Saat ini terdapat beragam inovasi baru di dalam dunia pendidikan terutama pada proses
pembelajaran. Salah satu inovasi tersebut adalah konstruktivisme. Pemilihan pendekatan ini
lebih dikarenakan agar pembelajaran membuat siswa antusias terhadap persoalan yang ada
sehingga mereka mau mencoba memecahkan persoalannya. Pembelajaran di kelas masih
dominan menggunakan metode ceramah dan tanya jawab sehingga kurang memberikan
kesempatan kepada siswa untuk berintekrasi langsung kepada benda-benda konkret.

Seorang guru perlu memperhatikan konsep awal siswa sebelum pembelajaran. Jika tidak
demikian, maka seorang pendidik tidak akan berhasilkan menanamkan konsep yang benar,
bahkan dapat memunculkan sumber kesulitan belajar selanjutnya. Mengajar bukan hanya
untuk meneruskan gagasan-gagasan pendidik pada siswa, melainkan sebagai proses mengubah
konsepsi-konsepsi siswa yang sudah ada dan di mana mungkin konsepsi itu salah, dan jika
ternyata benar maka pendidik harus membantu siswa dalam mengkonstruk konsepsi tersebut
biar lebih matang.

Maka dari permasalahan tersebut, pemakalah tertarik melakukan penelitian konsep untuk
mengetahui bagaimana sebenarnya hakikat teori belajar konstruktivisme ini bisa
mengembangkan keaktifan siswa dalam mengkonstruk pengetahuannya sendiri, sehingga
dengan pengetahuan yang dimilikinya peserta didik bisa lebih memaknai pembelajaran karena
dihubungkan dengan konsepsi awal yang dimiliki siswa dan pengalaman yang siswa peroleh
dari lingkungan kehidupannya sehari-hari.

B. Rumusan Masalah

Berdasarkan latar belakang masalah di atas, maka rumusan masalah dalam tulisan ini, yaitu:

1. Apakah Pengertian teori belajar kontruktivisme ?
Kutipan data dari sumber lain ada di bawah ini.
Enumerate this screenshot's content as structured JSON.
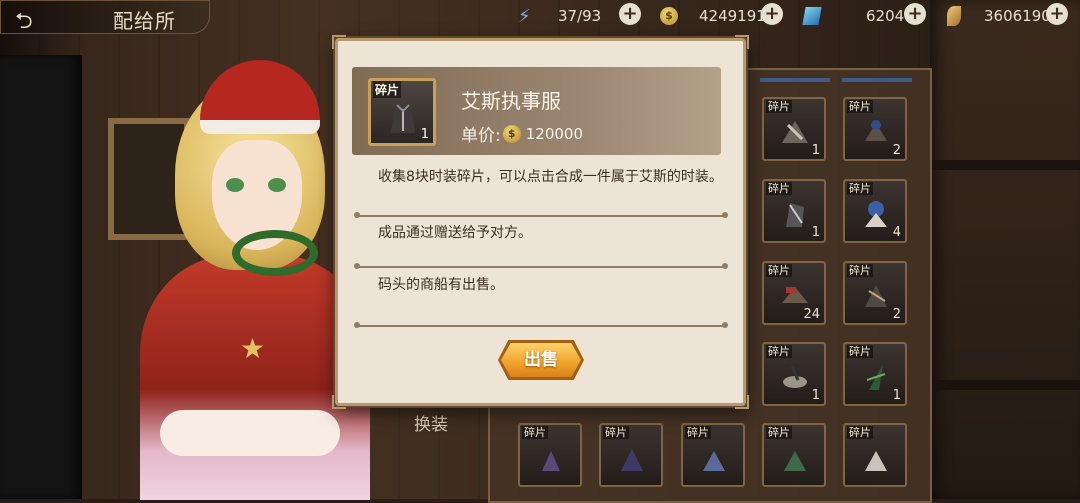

2. Bagaimana Konsep Teori Belajar Konstruktivisme bisa diaplikasikan kedalam
Pembelajaran ?

1
C. Tujuan Pembahasan

1. Untuk mengetahui konsep teori belajar kontruktivisme.


2. Untuk mengetahui Bagaimana Konsep Teori Belajar Konstruktivisme bisa
diaplikasikan kedalam Pembelajaran.

D. Manfaat Penulisan

Adapun manfaat yang dapat diperoleh dari pembahasan ini, adalah diharapkan dapat dijadikan
kontribusi epistemologi untuk para pendidik bahwa siswa itu sebenarnya bukanlah seperti
kertas putih yang kosong di mana guru bisa secara bebas membentuk pengetahuan siswa, tapi
siswa adalah merupakan manusia yang sudah mempunyai pengetahuan yang mereka peroleh
dari pengalaman lingkungan mereka sehari-hari.

2
PEMBAHASAN

A. Pengertian Teori Belajar Konstruktivisme

Teori belajar konstruktivisme ini bertitik tolak daripada teori pembelajaran Behaviorisme yang
didukung oleh B.F Skinner yang mementingkan perubahan tingkah laku pada pelajar.
Pembelajaran dianggap berlaku apabila terdapat perubahan tingkah laku kepada pelajar,
contohnya dari tidak tahu kepada tahu. Hal ini, kemudiannya beralih kepada teori pembelajaran
Kognitivisme yang diperkenalkan oleh Jean Piaget di mana ide utama pandangan ini adalah
mental. Semua dalam diri individu diwakili melalui struktur mental dikenal sebagai skema
yang akan menentukan bagaimana data dan informasi yang diterima, difahami oleh manusia.
Jika ide tersebut sesuai dengan skema, ide ini akan diterima begitu juga sebaliknya dan
seterusnya lahirlah teori pembelajaran Konstruktivisme yang merupakan pandangan terbaru di
mana pengetahuan akan dibangun sendiri oleh pelajar berdasarkan pengetahuan yang ada pada
mereka. Makna pengetahuan, sifat-sifat pengetahuan dan bagaimana seseorang menjadi tahu
dan berpengetahuan, menjadi perhatian penting bagi aliran konstruktivisme.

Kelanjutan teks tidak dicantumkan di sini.